BT: You have this amazing ability to experiment on so many different scales. Whether it’s a huge industrial space where the sculpture takes up a monumental size or with more human- scaled “automatons” such as the “Carriers” series that lay on the ground or are suspended from the ceiling. At times you’ve also used architectural structures such as scaffolding and construction beams to provide a skeleton or a kind of armature that determines its final shape. There’s an array of effects that are used to create a theatrical and visceral interaction with the audience to transform the psychological connection to a space.
ML: If I’m making a little sculpture in my studio I know what’s going on and I can help manipulate certain details so that it looks good—or it looks ugly but still good.
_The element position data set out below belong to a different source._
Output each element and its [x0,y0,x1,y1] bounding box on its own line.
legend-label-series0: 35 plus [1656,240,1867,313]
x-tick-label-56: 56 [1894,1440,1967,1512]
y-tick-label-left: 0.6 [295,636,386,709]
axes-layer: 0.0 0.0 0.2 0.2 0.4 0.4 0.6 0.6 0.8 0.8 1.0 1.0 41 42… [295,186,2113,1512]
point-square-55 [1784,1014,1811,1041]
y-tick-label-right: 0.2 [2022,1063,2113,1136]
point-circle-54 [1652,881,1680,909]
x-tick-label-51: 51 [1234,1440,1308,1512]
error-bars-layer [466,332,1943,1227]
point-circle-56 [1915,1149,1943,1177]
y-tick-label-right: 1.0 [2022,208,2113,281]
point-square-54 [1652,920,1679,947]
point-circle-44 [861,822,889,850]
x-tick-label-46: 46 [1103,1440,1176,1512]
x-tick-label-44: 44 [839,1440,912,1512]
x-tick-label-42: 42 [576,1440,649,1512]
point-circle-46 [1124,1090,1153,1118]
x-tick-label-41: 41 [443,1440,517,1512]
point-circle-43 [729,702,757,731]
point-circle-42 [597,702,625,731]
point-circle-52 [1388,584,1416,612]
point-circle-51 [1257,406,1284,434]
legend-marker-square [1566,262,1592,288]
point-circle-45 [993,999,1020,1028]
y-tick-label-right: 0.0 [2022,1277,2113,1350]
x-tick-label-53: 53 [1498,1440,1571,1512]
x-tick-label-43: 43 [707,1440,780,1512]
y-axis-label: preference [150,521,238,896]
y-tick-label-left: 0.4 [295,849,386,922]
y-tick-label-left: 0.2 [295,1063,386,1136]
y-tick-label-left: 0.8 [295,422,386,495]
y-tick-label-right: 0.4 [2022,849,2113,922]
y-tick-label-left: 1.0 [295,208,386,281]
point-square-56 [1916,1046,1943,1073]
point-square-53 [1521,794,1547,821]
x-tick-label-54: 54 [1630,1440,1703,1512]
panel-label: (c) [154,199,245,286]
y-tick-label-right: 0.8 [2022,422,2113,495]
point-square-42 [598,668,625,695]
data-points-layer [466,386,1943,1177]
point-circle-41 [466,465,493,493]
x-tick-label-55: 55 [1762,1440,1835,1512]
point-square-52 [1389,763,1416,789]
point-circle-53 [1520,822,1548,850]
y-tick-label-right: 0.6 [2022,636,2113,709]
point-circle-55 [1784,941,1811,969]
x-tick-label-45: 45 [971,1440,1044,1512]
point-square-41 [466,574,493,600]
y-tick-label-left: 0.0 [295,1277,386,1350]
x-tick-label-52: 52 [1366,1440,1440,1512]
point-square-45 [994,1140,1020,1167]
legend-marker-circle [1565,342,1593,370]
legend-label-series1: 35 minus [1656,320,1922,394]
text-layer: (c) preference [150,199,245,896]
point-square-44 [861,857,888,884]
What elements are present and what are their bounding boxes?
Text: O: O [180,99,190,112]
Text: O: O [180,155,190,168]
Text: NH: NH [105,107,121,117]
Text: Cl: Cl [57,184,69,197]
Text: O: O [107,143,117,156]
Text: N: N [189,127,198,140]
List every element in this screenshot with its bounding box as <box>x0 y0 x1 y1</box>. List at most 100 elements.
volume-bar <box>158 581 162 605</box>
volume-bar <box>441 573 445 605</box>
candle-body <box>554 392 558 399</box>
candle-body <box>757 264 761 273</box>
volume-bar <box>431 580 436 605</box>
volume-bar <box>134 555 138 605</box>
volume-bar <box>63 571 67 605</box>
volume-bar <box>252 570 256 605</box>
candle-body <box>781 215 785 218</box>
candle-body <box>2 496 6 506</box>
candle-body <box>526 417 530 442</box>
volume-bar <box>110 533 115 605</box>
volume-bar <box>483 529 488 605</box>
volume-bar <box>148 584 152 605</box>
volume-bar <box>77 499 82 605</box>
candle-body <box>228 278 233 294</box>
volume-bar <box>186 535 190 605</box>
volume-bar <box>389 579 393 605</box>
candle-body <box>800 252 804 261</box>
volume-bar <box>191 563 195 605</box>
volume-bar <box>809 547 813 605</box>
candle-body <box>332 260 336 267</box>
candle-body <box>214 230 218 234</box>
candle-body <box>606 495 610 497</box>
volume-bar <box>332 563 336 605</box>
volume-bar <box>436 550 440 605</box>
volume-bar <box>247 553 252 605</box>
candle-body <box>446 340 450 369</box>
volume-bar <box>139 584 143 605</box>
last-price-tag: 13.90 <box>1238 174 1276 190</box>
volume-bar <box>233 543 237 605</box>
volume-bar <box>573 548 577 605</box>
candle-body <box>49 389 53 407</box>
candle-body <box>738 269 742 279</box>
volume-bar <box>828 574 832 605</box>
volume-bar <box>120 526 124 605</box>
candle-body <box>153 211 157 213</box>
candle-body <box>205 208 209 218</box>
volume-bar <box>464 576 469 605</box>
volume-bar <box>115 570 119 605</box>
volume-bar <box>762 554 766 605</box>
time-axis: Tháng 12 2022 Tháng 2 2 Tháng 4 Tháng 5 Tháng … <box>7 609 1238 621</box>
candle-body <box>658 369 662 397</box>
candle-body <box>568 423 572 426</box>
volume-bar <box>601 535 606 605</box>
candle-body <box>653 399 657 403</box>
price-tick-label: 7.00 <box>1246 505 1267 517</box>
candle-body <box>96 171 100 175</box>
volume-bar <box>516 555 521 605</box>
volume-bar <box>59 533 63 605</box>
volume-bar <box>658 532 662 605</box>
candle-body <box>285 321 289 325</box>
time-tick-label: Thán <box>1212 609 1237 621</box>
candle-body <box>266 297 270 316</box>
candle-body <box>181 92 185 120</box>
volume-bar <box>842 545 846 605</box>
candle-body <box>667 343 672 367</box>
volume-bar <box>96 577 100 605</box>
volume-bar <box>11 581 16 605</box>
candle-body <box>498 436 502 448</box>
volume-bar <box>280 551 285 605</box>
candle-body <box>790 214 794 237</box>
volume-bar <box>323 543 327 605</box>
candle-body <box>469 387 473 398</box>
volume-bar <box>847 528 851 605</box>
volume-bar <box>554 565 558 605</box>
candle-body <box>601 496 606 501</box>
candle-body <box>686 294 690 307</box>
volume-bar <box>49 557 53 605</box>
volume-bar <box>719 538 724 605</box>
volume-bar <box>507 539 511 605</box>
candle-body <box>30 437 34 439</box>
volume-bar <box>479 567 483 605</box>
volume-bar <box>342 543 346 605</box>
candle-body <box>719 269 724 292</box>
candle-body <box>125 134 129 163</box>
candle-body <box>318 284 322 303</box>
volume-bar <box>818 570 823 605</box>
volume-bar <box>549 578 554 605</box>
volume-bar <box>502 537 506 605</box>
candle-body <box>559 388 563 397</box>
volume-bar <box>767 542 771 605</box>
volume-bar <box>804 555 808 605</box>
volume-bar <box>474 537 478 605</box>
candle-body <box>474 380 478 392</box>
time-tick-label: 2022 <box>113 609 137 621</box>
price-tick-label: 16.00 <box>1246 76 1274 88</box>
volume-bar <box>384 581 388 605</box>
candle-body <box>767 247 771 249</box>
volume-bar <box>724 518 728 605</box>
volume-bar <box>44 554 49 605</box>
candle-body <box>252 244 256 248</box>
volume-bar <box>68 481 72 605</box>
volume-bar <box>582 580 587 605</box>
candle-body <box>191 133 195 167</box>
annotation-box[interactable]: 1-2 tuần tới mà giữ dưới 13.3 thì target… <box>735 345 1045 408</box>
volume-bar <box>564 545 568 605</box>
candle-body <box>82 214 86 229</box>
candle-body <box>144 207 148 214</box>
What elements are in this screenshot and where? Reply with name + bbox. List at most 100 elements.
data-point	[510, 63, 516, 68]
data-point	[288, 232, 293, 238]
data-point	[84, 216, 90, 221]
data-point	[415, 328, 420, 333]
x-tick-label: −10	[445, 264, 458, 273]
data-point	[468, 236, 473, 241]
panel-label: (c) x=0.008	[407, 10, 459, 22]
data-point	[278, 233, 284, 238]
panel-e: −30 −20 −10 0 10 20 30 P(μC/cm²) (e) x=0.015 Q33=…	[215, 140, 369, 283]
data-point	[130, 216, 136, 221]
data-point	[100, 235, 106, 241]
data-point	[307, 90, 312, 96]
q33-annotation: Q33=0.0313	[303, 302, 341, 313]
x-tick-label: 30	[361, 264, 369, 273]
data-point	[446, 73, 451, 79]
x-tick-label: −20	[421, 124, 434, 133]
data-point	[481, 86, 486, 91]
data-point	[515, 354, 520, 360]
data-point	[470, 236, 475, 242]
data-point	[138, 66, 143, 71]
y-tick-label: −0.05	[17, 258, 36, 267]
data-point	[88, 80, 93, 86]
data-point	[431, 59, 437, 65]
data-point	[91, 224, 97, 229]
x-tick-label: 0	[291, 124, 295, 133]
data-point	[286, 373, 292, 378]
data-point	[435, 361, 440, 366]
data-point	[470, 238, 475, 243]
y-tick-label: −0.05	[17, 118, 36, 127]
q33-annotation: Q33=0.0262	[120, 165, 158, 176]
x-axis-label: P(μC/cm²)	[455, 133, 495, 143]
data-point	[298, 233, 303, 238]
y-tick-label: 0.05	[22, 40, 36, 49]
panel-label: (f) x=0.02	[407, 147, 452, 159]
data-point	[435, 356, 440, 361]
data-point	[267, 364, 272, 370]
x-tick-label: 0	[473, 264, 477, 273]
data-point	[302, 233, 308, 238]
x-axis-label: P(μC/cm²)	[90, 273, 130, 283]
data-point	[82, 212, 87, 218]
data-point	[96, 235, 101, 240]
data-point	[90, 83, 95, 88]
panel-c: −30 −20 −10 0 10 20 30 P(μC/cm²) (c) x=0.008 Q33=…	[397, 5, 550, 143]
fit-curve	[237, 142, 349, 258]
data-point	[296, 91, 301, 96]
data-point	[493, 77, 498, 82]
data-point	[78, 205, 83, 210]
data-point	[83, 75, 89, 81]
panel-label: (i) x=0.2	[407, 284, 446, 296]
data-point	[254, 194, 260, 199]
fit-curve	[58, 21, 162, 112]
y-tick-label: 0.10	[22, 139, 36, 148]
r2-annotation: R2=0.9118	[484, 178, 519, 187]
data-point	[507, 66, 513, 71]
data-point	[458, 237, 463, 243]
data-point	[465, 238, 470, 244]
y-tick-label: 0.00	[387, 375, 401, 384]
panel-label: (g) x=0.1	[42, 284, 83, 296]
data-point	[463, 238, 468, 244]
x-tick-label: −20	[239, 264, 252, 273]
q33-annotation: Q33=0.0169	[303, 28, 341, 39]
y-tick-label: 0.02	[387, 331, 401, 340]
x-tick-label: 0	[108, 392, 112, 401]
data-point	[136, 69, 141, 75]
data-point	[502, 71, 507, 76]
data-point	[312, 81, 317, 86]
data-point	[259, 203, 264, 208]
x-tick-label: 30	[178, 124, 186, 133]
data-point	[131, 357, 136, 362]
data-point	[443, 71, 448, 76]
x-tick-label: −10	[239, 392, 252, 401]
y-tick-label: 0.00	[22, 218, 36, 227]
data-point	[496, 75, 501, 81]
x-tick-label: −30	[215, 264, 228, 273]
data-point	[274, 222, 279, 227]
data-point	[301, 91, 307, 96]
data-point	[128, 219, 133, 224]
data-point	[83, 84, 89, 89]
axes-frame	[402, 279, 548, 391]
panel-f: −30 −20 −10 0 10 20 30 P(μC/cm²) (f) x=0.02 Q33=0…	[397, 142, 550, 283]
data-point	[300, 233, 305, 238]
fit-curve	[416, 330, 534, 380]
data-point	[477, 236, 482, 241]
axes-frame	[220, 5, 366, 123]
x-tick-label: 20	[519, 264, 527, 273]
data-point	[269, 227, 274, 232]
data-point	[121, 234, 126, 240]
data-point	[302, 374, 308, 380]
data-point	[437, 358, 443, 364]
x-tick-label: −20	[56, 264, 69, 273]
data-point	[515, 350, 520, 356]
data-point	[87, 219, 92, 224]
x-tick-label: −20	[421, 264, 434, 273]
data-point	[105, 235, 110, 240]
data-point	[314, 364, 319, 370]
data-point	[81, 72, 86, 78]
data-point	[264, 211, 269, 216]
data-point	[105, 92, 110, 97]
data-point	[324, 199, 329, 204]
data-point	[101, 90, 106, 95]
Whereas when I work on a huge project there are so many things that you just simply cannot have your hands on. So you have to choose, because it involves a lot of people that are better than I am at doing this and that, or it’s a different side, or there’s the weather, or there is this and that, or there’s a building and the building doesn’t want to do this, and so on, you know. All these limitations actually give me interesting directions.
Architecture means a lot of different things to me. I’ve always thought about how horrific it must be if you make a building and it stays there for a very long time. I don’t just mean for the architect, but for the people involved in it. What was the intention of this project and did it accomplish that, or did it become something else?
Because I make sculptures, they are also just around. You can’t slip them behind your desk like a canvas. They’re there, and then you have to go through the humiliation of keeping them or destroying them. Sometimes you make a sizable sculpture that’s so “there” and takes up space—that is very embarrassing, too. It’s very luxurious in an art context because I get to work on a large scale but you know it’s not forever, so you’re fictionally engaged with it but not without real responsibility. Doing art on a big scale is funny; I get to experience the things that are attached to it, but not really.
Construction-site material I’ve just always loved. It’s somehow a little bit intimidating. In “Look, I’m a fountain of filth raving mad with love,” I feel like I was stealing the sentiment of the construction site, where it carries so much hope or greed or has the potential of becoming something, but then it’s also very exposed, vulnerable. You see the naked rebar structure, and then the concrete is being poured in. There are a lot of heavy machines, and of course you see a lot of workers.
BT: So what does your studio look like these days? Are there any techniques or ideas you are currently experimenting with?
ML: Right now it’s empty, but not clean. It’s like someone hurriedly left. It’s really funny when you put a project up and then you come back to the studio and you find the “unchosen” bits and pieces.
I’m working on a new project, so there’s a lot of imagination happening. Normally the way I work is that I have to do something to find out how stupid my first plan was. So when I start, it’s totally abstract. Then I do something and find it was too vague. At the moment I’m thinking about an all-in-one system, with liquid and motors, where something gets produced within it and then it comes out in the middle—a production machine, like a womb that constantly gives birth, and where they’re constantly exposed. And there should a little element of desire, but I don’t know how yet.